Solitons and Black Holes

TL;DR

This paper investigates the deep connection between black holes in JT dilaton gravity and sine-Gordon solitons, revealing new insights into their mathematical structure and symmetries, and constructing a gauge theory formulation from soliton transformations.

Contribution

It demonstrates that solutions to JT dilaton gravity equations correspond to sine-Gordon solitons and constructs a gauge theory framework using Bäcklund transformations.

Findings

Dilaton solutions solve the sine-Gordon equation linearized around solitons.

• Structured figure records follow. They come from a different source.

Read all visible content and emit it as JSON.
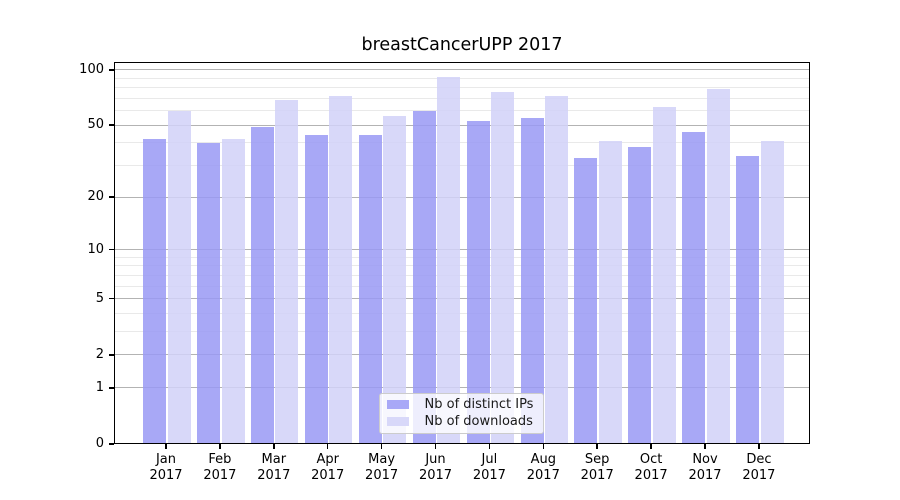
{
  "chart_data": {
    "type": "bar",
    "title": "breastCancerUPP 2017",
    "categories": [
      "Jan",
      "Feb",
      "Mar",
      "Apr",
      "May",
      "Jun",
      "Jul",
      "Aug",
      "Sep",
      "Oct",
      "Nov",
      "Dec"
    ],
    "year_label": "2017",
    "series": [
      {
        "name": "Nb of distinct IPs",
        "color": "#a8a8f7",
        "fill_rgba": "rgba(153,153,244,0.85)",
        "values": [
          42,
          40,
          49,
          44,
          44,
          60,
          53,
          55,
          33,
          38,
          46,
          34
        ]
      },
      {
        "name": "Nb of downloads",
        "color": "#d8d8f9",
        "fill_rgba": "rgba(209,209,248,0.85)",
        "values": [
          60,
          42,
          69,
          72,
          56,
          91,
          76,
          72,
          41,
          63,
          79,
          41
        ]
      }
    ],
    "y_axis": {
      "scale": "log1p",
      "ticks": [
        0,
        1,
        2,
        5,
        10,
        20,
        50,
        100
      ],
      "minor_ticks": [
        3,
        4,
        6,
        7,
        8,
        9,
        30,
        40,
        60,
        70,
        80,
        90
      ],
      "ylim": [
        0,
        111
      ]
    },
    "grid": true,
    "legend_position": "lower center",
    "colors": {
      "major_grid": "#b3b3b3",
      "minor_grid": "#e9e9e9",
      "axis": "#000000",
      "background": "#ffffff"
    }
  }
}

Dilaton fields relate to symmetries of soliton solutions.

A flat SL(2,R) connection is constructed from Bäcklund transformations.

Abstract

We explore the relationship between black holes in Jackiw-Teitelboim(JT) dilaton gravity and solitons in sine-Gordon field theory. Our analysis expands on the well known connection between solutions of the sine-Gordon equation and constant curvature metrics. In particular, we show that solutions to the dilaton field equations for a given metric in JT theory also solve the sine-Gordon equation linearized about the corresponding soliton. Since the dilaton generates Killing vectors of the constant curvature metric, it is interesting that it has an analoguous interpretation in terms of symmetries of the soliton solution. We also show that from the B${\ddot a}$cklund transformations relating different soliton solutions, it is possible to construct a flat SL(2,R) connection which forms the basis for the gauge theory formulation of JT dilaton gravity.